Para fazer as remoções previstas nas obras para a Copa de 2014 e a Olimpíada de 2016, prefeito do Rio de Janeiro aposta na barganha

Índios resistem à desocupação da Aldeia Maracanã (Foto: Percurso da Cultura/Flickr)

Rio de Janeiro – O tempo é cada vez mais curto. O Carnaval se aproxima e o prefeito do Rio de Janeiro, Eduardo Paes, não conseguiu aproveitar o começo do ano para remover, literalmente, dois obstáculos que podem atrasar o cronograma de obras previsto para a Copa do Mundo de 2014 e a Olimpíada de 2016. Localizados ao lado do Autódromo de Jacarepaguá e do estádio do Maracanã, respectivamente, a comunidade da Vila Autódromo e o prédio do antigo Museu do Índio, onde atualmente existe a Aldeia Maracanã, têm a demolição prevista pela prefeitura, mas, ao angariar apoios por sua permanência, são hoje os dois maiores focos de resistência ao “projeto olímpico” que move as autoridades públicas cariocas.

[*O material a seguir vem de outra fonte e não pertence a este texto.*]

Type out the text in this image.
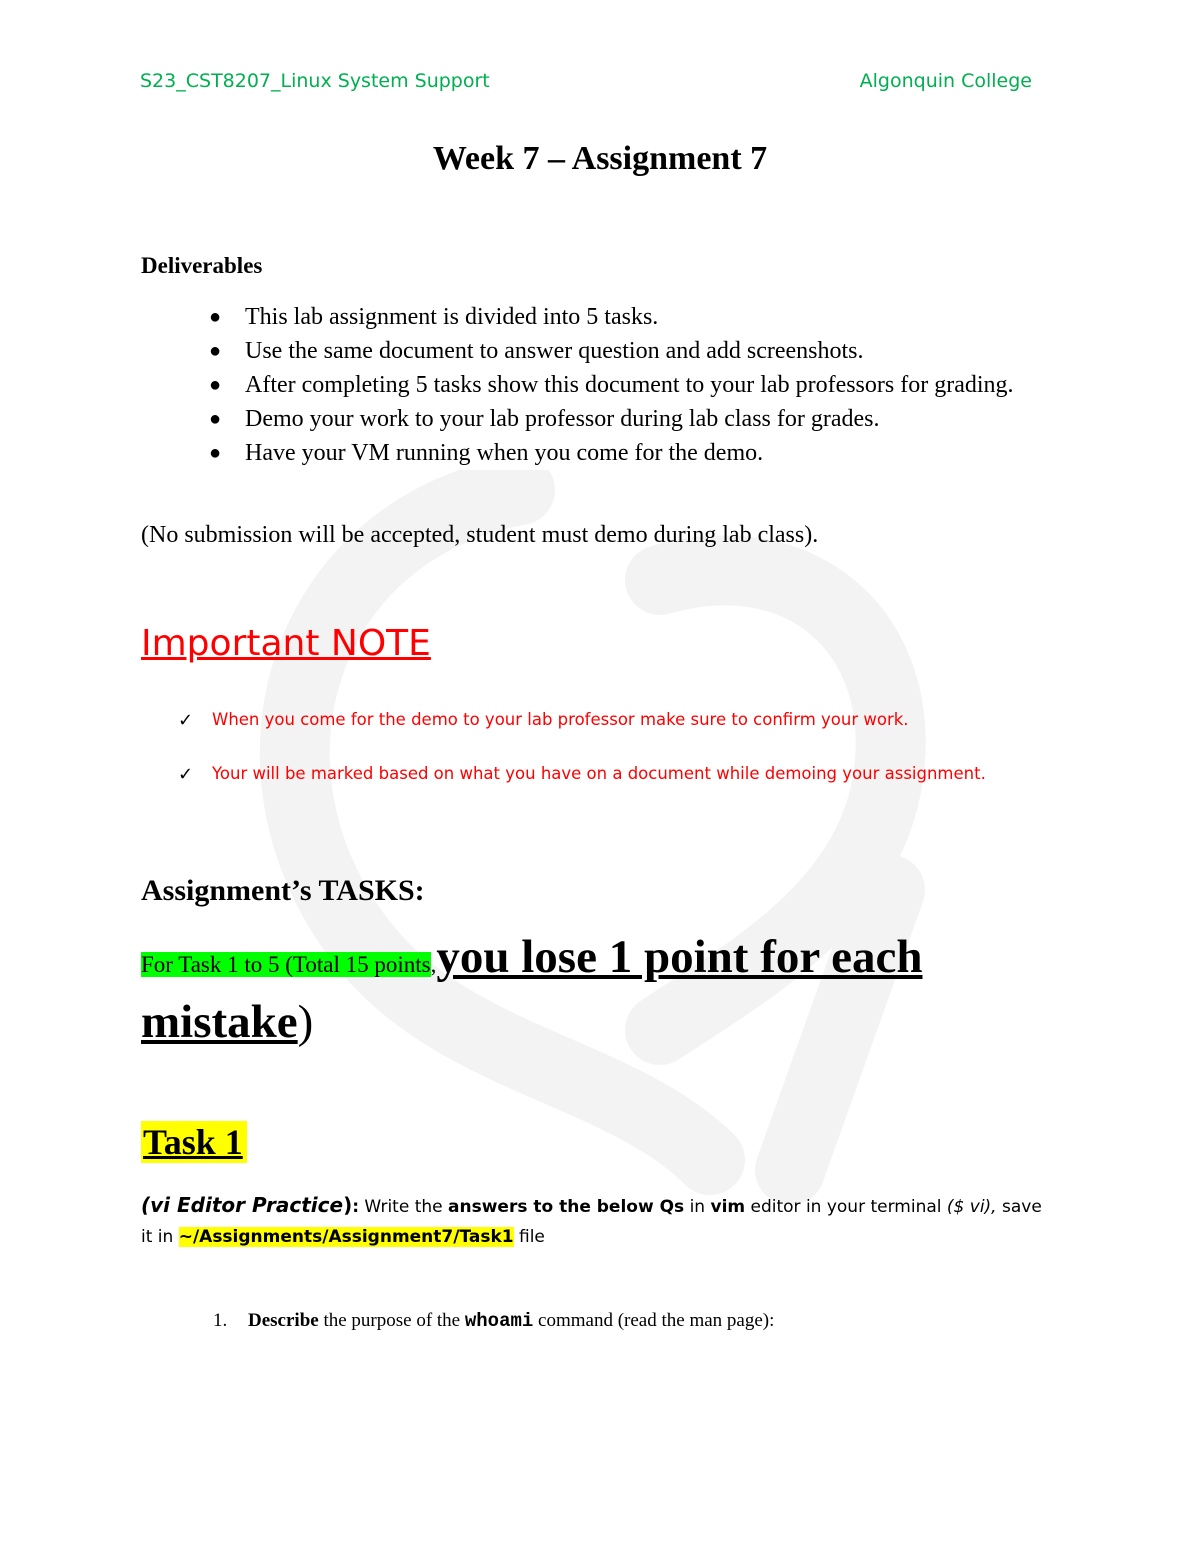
S23_CST8207_Linux System Support	Algonquin College
Week 7 – Assignment 7
Deliverables
● This lab assignment is divided into 5 tasks.
● Use the same document to answer question and add screenshots.
● After completing 5 tasks show this document to your lab professors for grading.
● Demo your work to your lab professor during lab class for grades.
● Have your VM running when you come for the demo.
(No submission will be accepted, student must demo during lab class).
Important NOTE
✓ When you come for the demo to your lab professor make sure to confirm your work.
✓ Your will be marked based on what you have on a document while demoing your assignment.
Assignment’s TASKS:
For Task 1 to 5 (Total 15 points,you lose 1 point for each
mistake)
Task 1
(vi Editor Practice): Write the answers to the below Qs in vim editor in your terminal ($ vi), save it in ~/Assignments/Assignment7/Task1 file
1. Describe the purpose of the whoami command (read the man page):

Imbróglio iniciado ainda no primeiro mandato de Paes, a remoção da Vila Autódromo precisa ser feita, segundo o projeto da prefeitura, para permitir a construção do Parque Olímpico, principal complexo esportivo dos Jogos, e a passagem do traçado do futuro ônibus BRT Transolímpico, que ligará os bairros da Penha, na zona Norte da cidade, à Barra da Tijuca, na zona Oeste. A meta inicial do prefeito era concluir a remoção da comunidade este ano, mas o prazo foi estendido para o primeiro semestre de 2014, quando os moradores da Vila Autódromo deverão ser reassentados em um conjunto habitacional que está sendo construído, também em Jacarepaguá, como parte do programa Minha Casa Minha Vida do governo federal.

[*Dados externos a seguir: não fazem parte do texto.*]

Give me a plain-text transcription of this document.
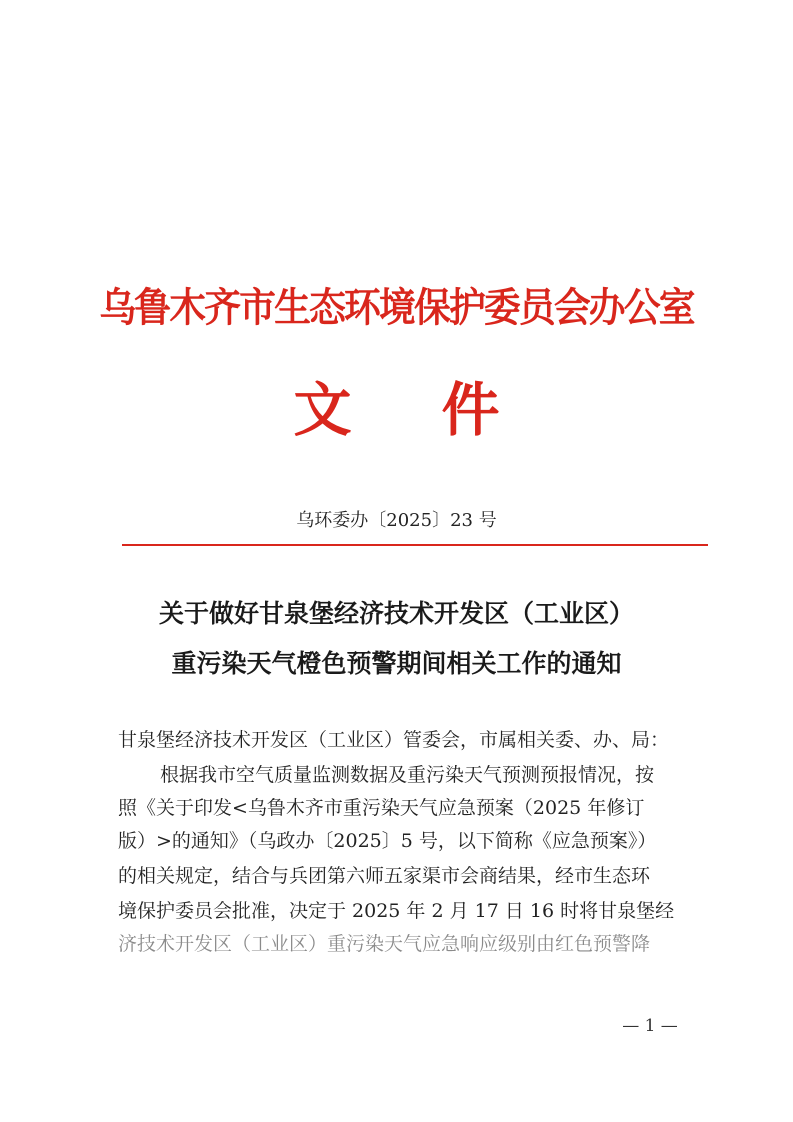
乌鲁木齐市生态环境保护委员会办公室
文件
乌环委办〔2025〕23 号
关于做好甘泉堡经济技术开发区（工业区）
重污染天气橙色预警期间相关工作的通知
甘泉堡经济技术开发区（工业区）管委会，市属相关委、办、局：
根据我市空气质量监测数据及重污染天气预测预报情况，按
照《关于印发<乌鲁木齐市重污染天气应急预案（2025 年修订
版）>的通知》（乌政办〔2025〕5 号，以下简称《应急预案》）
的相关规定，结合与兵团第六师五家渠市会商结果，经市生态环
境保护委员会批准，决定于 2025 年 2 月 17 日 16 时将甘泉堡经
济技术开发区（工业区）重污染天气应急响应级别由红色预警降
— 1 —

Batizado como Parque Carioca, o conjunto é o trunfo com o qual Paes espera quebrar as últimas resistências à remoção entre os moradores da Vila Autódromo. Por isso, o prefeito anunciou o início de sua construção esta semana como a solução para o impasse de tantos anos. Serão 900 apartamentos de 40 metros quadrados (dois quartos) ou 55 metros quadrados (três quartos), com área de lazer. O custo total estimado para a obra é de R$ 105 milhões, sendo R$ 38 milhões da prefeitura e R$ 67 milhões financiados pela Caixa Econômica Federal.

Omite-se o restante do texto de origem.